Okullar kapalı.
Bir dönem daha geçti böyle. Dahası var mı bu halin. Olmasın istiyoruz hep birlikte. Öğrencilerimiz ve öğretmenlerimiz okulda olsunlar.
Çocuklarımız büyük kayıp içindeler. Nasıl olacak telafileri. Kendi kendime söyleniyorum, “gerekeni yaparız, telafi ederiz” diye. Ama zaman uzadıkça işler karmaşıklaşıyor. Uzaktan eğitim devam ediyor ama herkes için çok yorucu oldu. Öğretmenler, öğrenciler, veliler ve eğitim idarecileri çok yoruldular. Bu bizim alışkanlığımız değildi. Biz karşı karşıya, göz göze olmak istiyoruz öğrencilerimizle. Bütün sıkıntılarımızı yan yana durarak çözmek istiyoruz.
Bu süreçte ortaya çıkan zorlukların bir sorumlusunu arıyor herkes. Kimisi Bakanı sorumlu tutmaya çalışıyor, kimisi öğretmenleri. Kimisi ülkenin olanaklarının yetersizliğini sorumlu tutmaya çalışıyor.

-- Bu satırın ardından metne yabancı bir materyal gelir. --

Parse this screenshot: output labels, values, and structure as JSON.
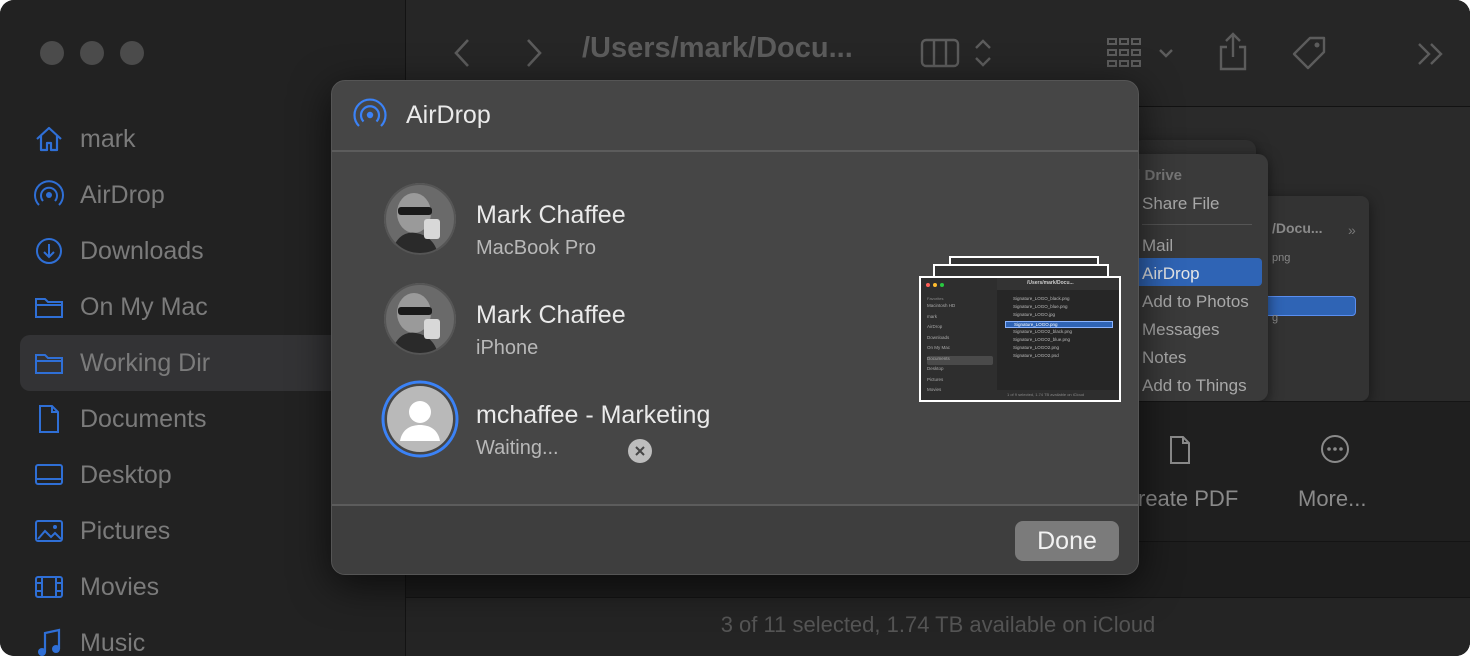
{
  "finder": {
    "sidebar": {
      "items": [
        {
          "label": "mark",
          "icon": "home-icon"
        },
        {
          "label": "AirDrop",
          "icon": "airdrop-icon"
        },
        {
          "label": "Downloads",
          "icon": "downloads-icon"
        },
        {
          "label": "On My Mac",
          "icon": "folder-icon"
        },
        {
          "label": "Working Dir",
          "icon": "folder-icon",
          "selected": true
        },
        {
          "label": "Documents",
          "icon": "document-icon"
        },
        {
          "label": "Desktop",
          "icon": "desktop-icon"
        },
        {
          "label": "Pictures",
          "icon": "pictures-icon"
        },
        {
          "label": "Movies",
          "icon": "movies-icon"
        },
        {
          "label": "Music",
          "icon": "music-icon"
        }
      ]
    },
    "toolbar": {
      "path_title": "/Users/mark/Docu..."
    },
    "share_menu": {
      "items": [
        "ud Drive",
        "Share File",
        "Mail",
        "AirDrop",
        "Add to Photos",
        "Messages",
        "Notes",
        "Add to Things"
      ],
      "highlighted": "AirDrop"
    },
    "back_window": {
      "title": "/Docu...",
      "items": [
        "png",
        "g"
      ]
    },
    "actions": {
      "create_pdf": "reate PDF",
      "more": "More..."
    },
    "status": "3 of 11 selected, 1.74 TB available on iCloud"
  },
  "dialog": {
    "title": "AirDrop",
    "people": [
      {
        "name": "Mark Chaffee",
        "device": "MacBook Pro"
      },
      {
        "name": "Mark Chaffee",
        "device": "iPhone"
      },
      {
        "name": "mchaffee - Marketing",
        "device": "Waiting..."
      }
    ],
    "preview": {
      "sidebar_heading": "Favorites",
      "sidebar_items": [
        "Macintosh HD",
        "mark",
        "AirDrop",
        "Downloads",
        "On My Mac",
        "Documents",
        "Desktop",
        "Pictures",
        "Movies"
      ],
      "path": "/Users/mark/Docu...",
      "files": [
        "Signature_LOGO_black.png",
        "Signature_LOGO_blue.png",
        "Signature_LOGO.jpg",
        "Signature_LOGO.png",
        "Signature_LOGO2_black.png",
        "Signature_LOGO2_blue.png",
        "Signature_LOGO2.png",
        "Signature_LOGO2.psd"
      ],
      "selected_file": 3,
      "status": "1 of 9 selected, 1.74 TB available on iCloud"
    },
    "done_label": "Done"
  },
  "colors": {
    "accent": "#2f64b5",
    "airdrop_blue": "#3b82f6",
    "dialog_bg": "#464646"
  }
}
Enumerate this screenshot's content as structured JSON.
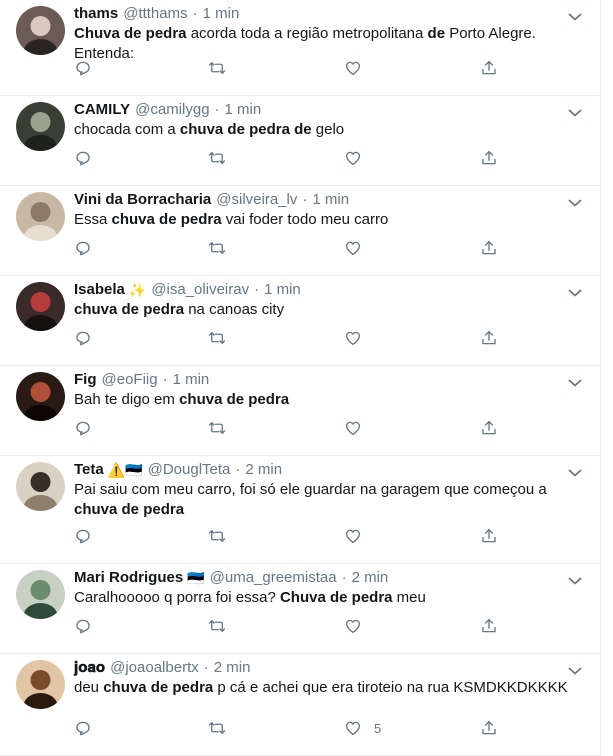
{
  "tweets": [
    {
      "name": "thams",
      "emoji": "",
      "handle": "@ttthams",
      "time": "1 min",
      "text": [
        {
          "t": "Chuva de pedra",
          "b": true
        },
        {
          "t": " acorda toda a região metropolitana ",
          "b": false
        },
        {
          "t": "de",
          "b": true
        },
        {
          "t": " Porto Alegre. Entenda:",
          "b": false
        }
      ],
      "likes": ""
    },
    {
      "name": "CAMILY",
      "emoji": "",
      "handle": "@camilygg",
      "time": "1 min",
      "text": [
        {
          "t": "chocada com a ",
          "b": false
        },
        {
          "t": "chuva de pedra de",
          "b": true
        },
        {
          "t": " gelo",
          "b": false
        }
      ],
      "likes": ""
    },
    {
      "name": "Vini da Borracharia",
      "emoji": "",
      "handle": "@silveira_lv",
      "time": "1 min",
      "text": [
        {
          "t": "Essa ",
          "b": false
        },
        {
          "t": "chuva de pedra",
          "b": true
        },
        {
          "t": " vai foder todo meu carro",
          "b": false
        }
      ],
      "likes": ""
    },
    {
      "name": "Isabela",
      "emoji": "✨",
      "handle": "@isa_oliveirav",
      "time": "1 min",
      "text": [
        {
          "t": "chuva de pedra",
          "b": true
        },
        {
          "t": " na canoas city",
          "b": false
        }
      ],
      "likes": ""
    },
    {
      "name": "Fig",
      "emoji": "",
      "handle": "@eoFiig",
      "time": "1 min",
      "text": [
        {
          "t": "Bah te digo em ",
          "b": false
        },
        {
          "t": "chuva de pedra",
          "b": true
        }
      ],
      "likes": ""
    },
    {
      "name": "Teta",
      "emoji": "⚠️🇪🇪",
      "handle": "@DouglTeta",
      "time": "2 min",
      "text": [
        {
          "t": "Pai saiu com meu carro, foi só ele guardar na garagem que começou a ",
          "b": false
        },
        {
          "t": "chuva de pedra",
          "b": true
        }
      ],
      "likes": ""
    },
    {
      "name": "Mari Rodrigues",
      "emoji": "🇪🇪",
      "handle": "@uma_greemistaa",
      "time": "2 min",
      "text": [
        {
          "t": "Caralhooooo q porra foi essa? ",
          "b": false
        },
        {
          "t": "Chuva de pedra",
          "b": true
        },
        {
          "t": " meu",
          "b": false
        }
      ],
      "likes": ""
    },
    {
      "name": "𝐣𝐨𝐚𝐨",
      "emoji": "",
      "handle": "@joaoalbertx",
      "time": "2 min",
      "text": [
        {
          "t": "deu ",
          "b": false
        },
        {
          "t": "chuva de pedra",
          "b": true
        },
        {
          "t": " p cá e achei que era tiroteio na rua KSMDKKDKKKK",
          "b": false
        }
      ],
      "likes": "5"
    }
  ],
  "colors": {
    "text": "#14171a",
    "secondary": "#657786",
    "border": "#e6ecf0"
  },
  "icons": {
    "reply": "reply-icon",
    "retweet": "retweet-icon",
    "like": "like-icon",
    "share": "share-icon",
    "more": "chevron-down-icon"
  }
}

Belki her birinin sorumluluğu var ama asıl sorumludan kimse bahsetmiyor. Asıl sorumlu olan “olmayacak olanların olmuş hali.” Kim böyle bir durumu bekliyordu? Kim hazırdı? Kim, olmadan, çare düşünebilirdi? Sorumlu arayanlar sadece sorunlara odaklanıp yaşayanlar ve hep bardağın boş kısmına odaklananlar. Bu büyük sorun karşısında üretilen çözümlerin hiç mi önemi yok? Öğrenciler okula gelmedikçe eğitimde hiç bir şey yolunda olmayacaktır. Gelseler bile her şey tamam olmayacaktır. Zaten eğitimin sorunları vardı ve olmaya da devam edecek. Sorun karşısında iyi niyetle çözüm üretme, bir şey yapma çabasının anlamı büyük. Eğitimin en üst seviyedeki yöneticisinden en alt seviyesindeki yöneticisine kadar, öğretmenine, velisine ve öğrencisine kadar, kim üzerine düşeni yapma çabası ile hareket ediyorsa o kıymetlimiz, iyi niyetlimiz ve en anlamlı davranışta bulunanımızdır. Ama üzerine düşeni yapmayanlara söz söylemek gerekir evet. Kaytaranlar da var bu durum karşısında, bilmemezlikten duymamazlıktan gelenler var. Mızmızlıklarının üzerine mızmızlık ekleyenler var. Canla başla çalışan harika öğretmenler olduğu gibi, olumsuz şartları daha da çekilmez hale getiren öğretmenler, veliler ve öğrenciler de var. Birebir karşılaşıyoruz bunlarla. Ama bunların sayısı çok az.
Yani, bir sorumlu arayanların bulmaları gereken asıl sorumlu, olanlar. Bu olanlara karşın herkes elinden geleni yaparsa oluşan öğrenme kayıplarını asgari düzeye indirme şansımız olabilir. Çocuklarımız hem öğrenme hem de sosyal açıdan kayıplar yaşıyorlar.
Bu sebeple şubatta okulda hep birlikte okulda olmak güzel olacak.